Nella pratica assistenziale quotidiana non basta riferire le proprie scelte e azioni alle buone pratiche cliniche assistenziali o prove scientifiche di efficacia. Ci sono situazioni che non possono essere risolte applicando le linee guida e in cui l’intervento sanitario non può più essere deciso solo dai professionisti sanitari, ma deve essere innanzitutto concordato con il paziente in quanto persona autonoma e capace di determinare le proprie scelte. In questo senso l’infermiere diventa agente morale, cioè una persona che ricorre alla conoscenza e al processo di ragionamento etico poiché il suo agire è condizionato dalla persona, dalla situazione e dalla cornice valoriale, di norme e principi riconosciuti dalla professione di appartenenza.

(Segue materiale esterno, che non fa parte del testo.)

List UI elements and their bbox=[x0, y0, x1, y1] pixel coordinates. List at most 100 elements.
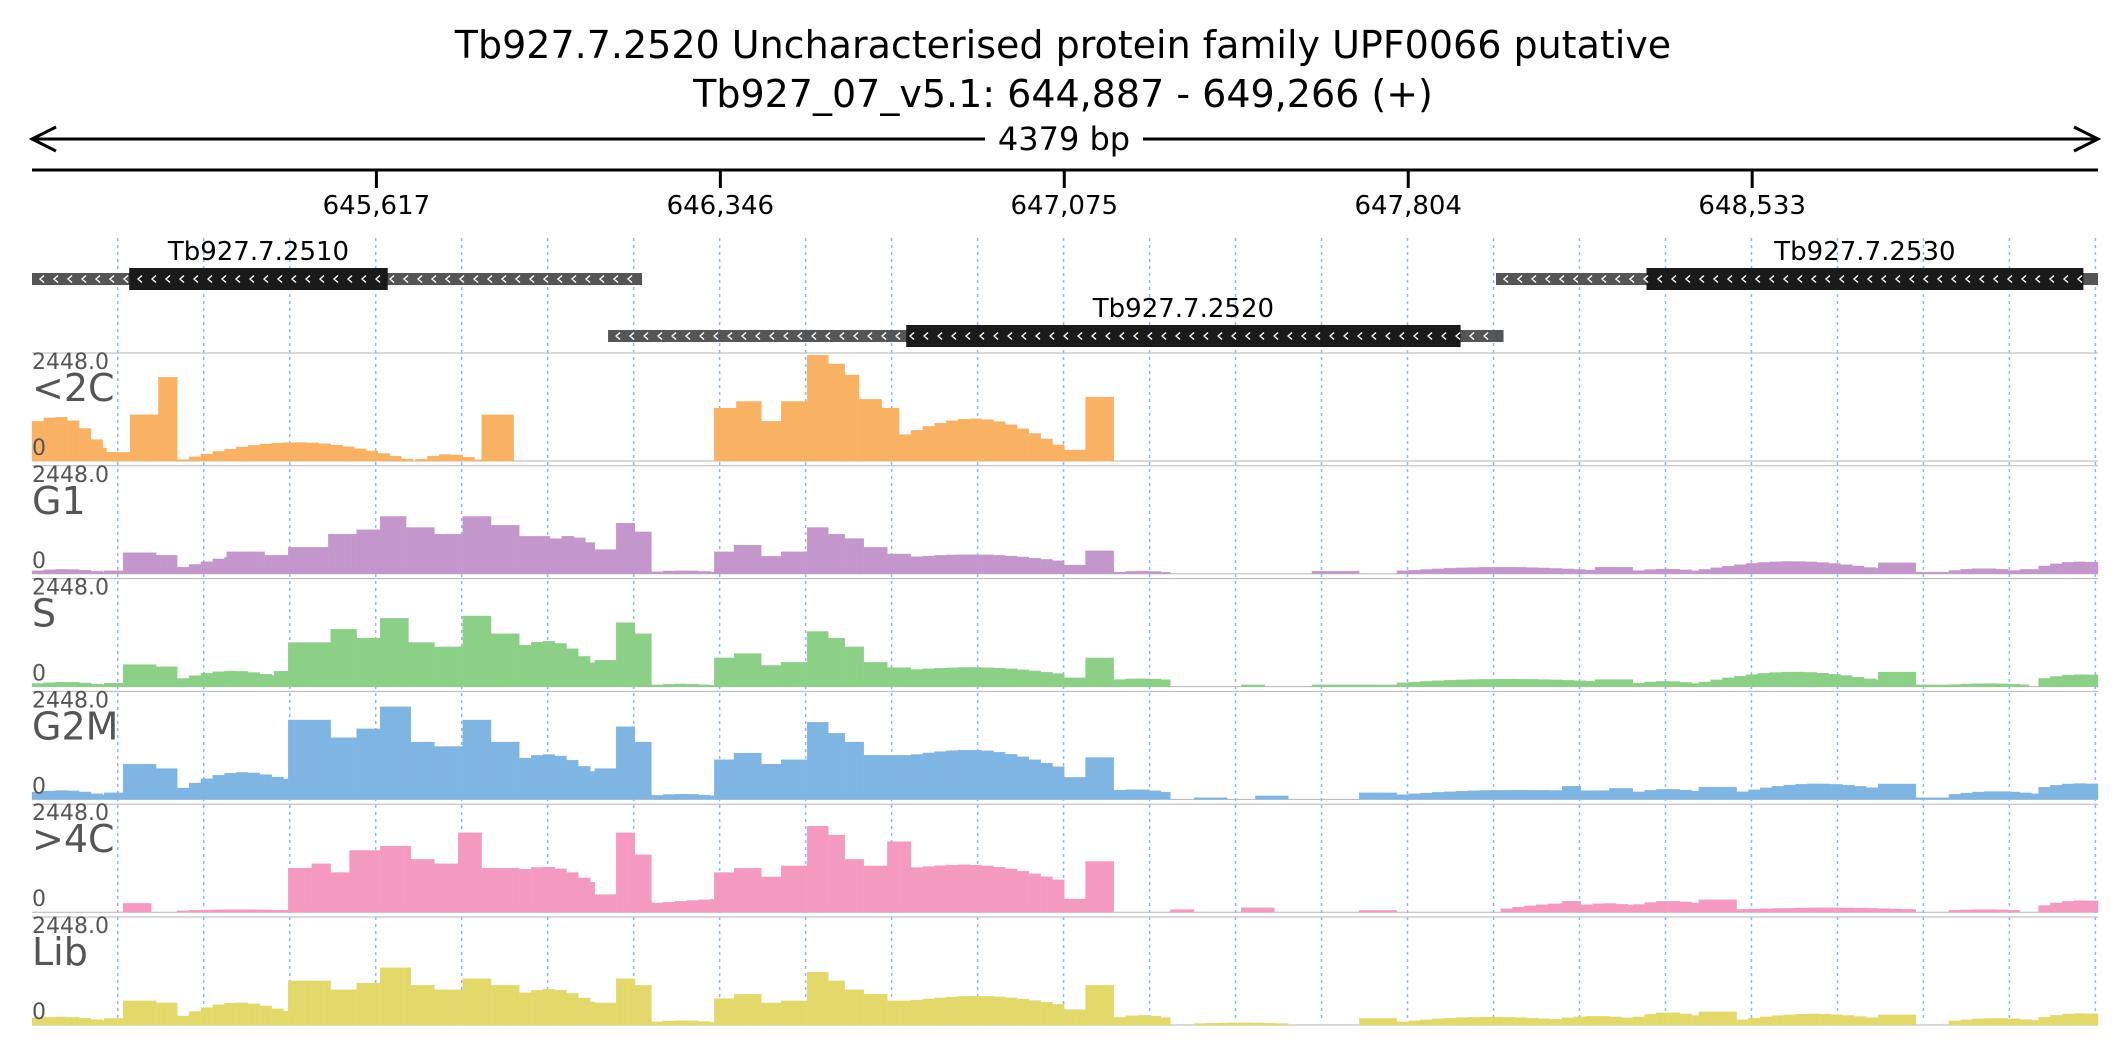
coverage-bar bbox=[840, 733, 846, 800]
coverage-bar bbox=[493, 414, 506, 462]
coverage-segment-23 bbox=[828, 980, 846, 1026]
coverage-bar bbox=[698, 899, 711, 913]
coverage-bar bbox=[2038, 1017, 2051, 1026]
coverage-bar bbox=[634, 985, 647, 1026]
coverage-bar bbox=[1698, 569, 1711, 574]
coverage-bar bbox=[1573, 901, 1582, 913]
coverage-bar bbox=[1710, 567, 1723, 574]
coverage-bar bbox=[1382, 684, 1395, 687]
coverage-bar bbox=[457, 832, 470, 913]
coverage-bar bbox=[79, 428, 92, 462]
coverage-segment-2 bbox=[129, 414, 159, 462]
coverage-segment-1 bbox=[104, 570, 124, 574]
coverage-bar bbox=[627, 978, 636, 1026]
coverage-bar bbox=[725, 657, 735, 687]
coverage-bar bbox=[714, 657, 727, 687]
gene-Tb927-7-2510[interactable]: Tb927.7.2510 bbox=[32, 237, 643, 290]
coverage-segment-1 bbox=[104, 682, 124, 687]
coverage-bar bbox=[2097, 674, 2099, 687]
coverage-bar bbox=[1960, 569, 1973, 574]
coverage-bar bbox=[2097, 901, 2099, 913]
coverage-bar bbox=[502, 741, 515, 800]
coverage-bar bbox=[167, 666, 178, 687]
coverage-bar bbox=[2019, 569, 2032, 574]
coverage-bar bbox=[318, 443, 331, 462]
coverage-bar bbox=[1804, 672, 1817, 687]
coverage-bar bbox=[887, 1000, 900, 1026]
coverage-bar bbox=[840, 363, 846, 462]
gene-Tb927-7-2520[interactable]: Tb927.7.2520 bbox=[608, 294, 1504, 347]
coverage-bar bbox=[519, 536, 532, 574]
coverage-segment-8 bbox=[380, 706, 412, 800]
coverage-segment-18 bbox=[714, 759, 735, 800]
coverage-bar bbox=[757, 544, 762, 574]
coverage-bar bbox=[1382, 910, 1395, 913]
coverage-bar bbox=[1075, 777, 1086, 800]
coverage-bar bbox=[1097, 657, 1110, 687]
coverage-bar bbox=[1323, 571, 1336, 574]
coverage-bar bbox=[1108, 550, 1114, 574]
coverage-bar bbox=[1972, 1018, 1985, 1026]
coverage-bar bbox=[710, 571, 715, 574]
coverage-bar bbox=[856, 741, 864, 800]
coverage-bar bbox=[283, 442, 296, 462]
coverage-bar bbox=[356, 982, 369, 1026]
coverage-segment-22 bbox=[807, 971, 829, 1026]
coverage-bar bbox=[1160, 679, 1171, 687]
coverage-bar bbox=[115, 570, 124, 574]
coverage-bar bbox=[1241, 1022, 1254, 1026]
coverage-bar bbox=[1255, 795, 1268, 800]
coverage-bar bbox=[957, 667, 971, 687]
coverage-bar bbox=[200, 909, 213, 913]
coverage-bar bbox=[1819, 907, 1832, 913]
coverage-bar bbox=[474, 459, 482, 462]
coverage-bar bbox=[733, 993, 746, 1026]
coverage-bar bbox=[875, 865, 888, 913]
coverage-bar bbox=[457, 746, 463, 800]
coverage-bar bbox=[434, 533, 447, 574]
coverage-bar bbox=[1573, 569, 1586, 574]
span-arrowhead-left bbox=[28, 125, 57, 153]
coverage-bar bbox=[2061, 562, 2075, 574]
coverage-bar bbox=[1040, 762, 1053, 800]
gene-Tb927-7-2530[interactable]: Tb927.7.2530 bbox=[1495, 237, 2098, 290]
coverage-bar bbox=[531, 641, 544, 687]
coverage-segment-35 bbox=[1632, 1012, 1700, 1026]
coverage-bar bbox=[403, 706, 412, 800]
coverage-bar bbox=[283, 1010, 289, 1026]
coverage-bar bbox=[2073, 900, 2086, 913]
coverage-bar bbox=[922, 866, 935, 913]
coverage-bar bbox=[1585, 680, 1596, 687]
coverage-bar bbox=[957, 749, 971, 800]
coverage-bar bbox=[840, 834, 846, 913]
coverage-bar bbox=[1915, 684, 1928, 687]
coverage-bar bbox=[55, 682, 68, 687]
coverage-bar bbox=[710, 795, 715, 800]
coverage-bar bbox=[1479, 790, 1492, 800]
coverage-bar bbox=[875, 993, 888, 1026]
coverage-bar bbox=[462, 615, 475, 687]
coverage-bar bbox=[1561, 901, 1574, 913]
coverage-segment-36 bbox=[1736, 907, 1917, 913]
coverage-bar bbox=[1995, 791, 2009, 800]
coverage-segment-39 bbox=[1877, 671, 1917, 687]
coverage-segment-3 bbox=[155, 666, 178, 687]
coverage-bar bbox=[627, 622, 636, 687]
coverage-bar bbox=[1734, 564, 1747, 574]
coverage-bar bbox=[981, 865, 994, 913]
coverage-bar bbox=[1052, 766, 1065, 800]
coverage-bar bbox=[1679, 569, 1692, 574]
coverage-bar bbox=[1948, 910, 1961, 913]
coverage-segment-21 bbox=[761, 665, 782, 687]
coverage-bar bbox=[158, 377, 171, 462]
coverage-bar bbox=[981, 996, 994, 1026]
coverage-segment-29 bbox=[1085, 757, 1114, 800]
coverage-segment-31 bbox=[1113, 678, 1171, 687]
coverage-segment-14 bbox=[858, 399, 882, 462]
coverage-bar bbox=[1606, 567, 1619, 574]
coverage-bar bbox=[2031, 793, 2039, 800]
coverage-segment-23 bbox=[761, 556, 782, 574]
coverage-bar bbox=[1359, 910, 1372, 913]
coverage-segment-22 bbox=[733, 544, 762, 574]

L’aggettivo sociale accanto a empatia aggiunge un altro aspetto in cui non mi riconoscevo a inizio lezione ovvero che l’etica ha a che fare non solo con il “tu” ma anche il “noi” e quindi con un senso di appartenenza a una comunità in senso lato, quali la famiglia, la comunità scientifica, la comunità professionale in cui trovano riconoscimento quei principi, valore, norme che ci guidano. Parlare di empatia sociale significa non solo condividere questi elementi ma anche riconoscersi nell’agire dell’altro, nella sua azione. L’ agire dell’altro mi interessa, non perché diventi oggetto di giudizio (azione giusta o sbagliata) e nemmeno a fini egoistici (se agisce così allora io…) ma perché siamo “esseri in relazione con…” e c’è in gioco una responsabilità condivisa.
Dopo questa lezione non ho saputo frenare quell’istinto, professionalmente deformato, di dare concretezza a questo sapere ovvero di cercare di tradurre nell’esperienza questi concetti. In che modo queste parole risuonano nel nostro contesto professionale? Ognuno può cercare la sua risposta: riaffiorano i ricordi e le emozioni, rientro al lavoro e trovo la mia. Fu così che capii che c’era posto anche per noi infermiere a quella lezione.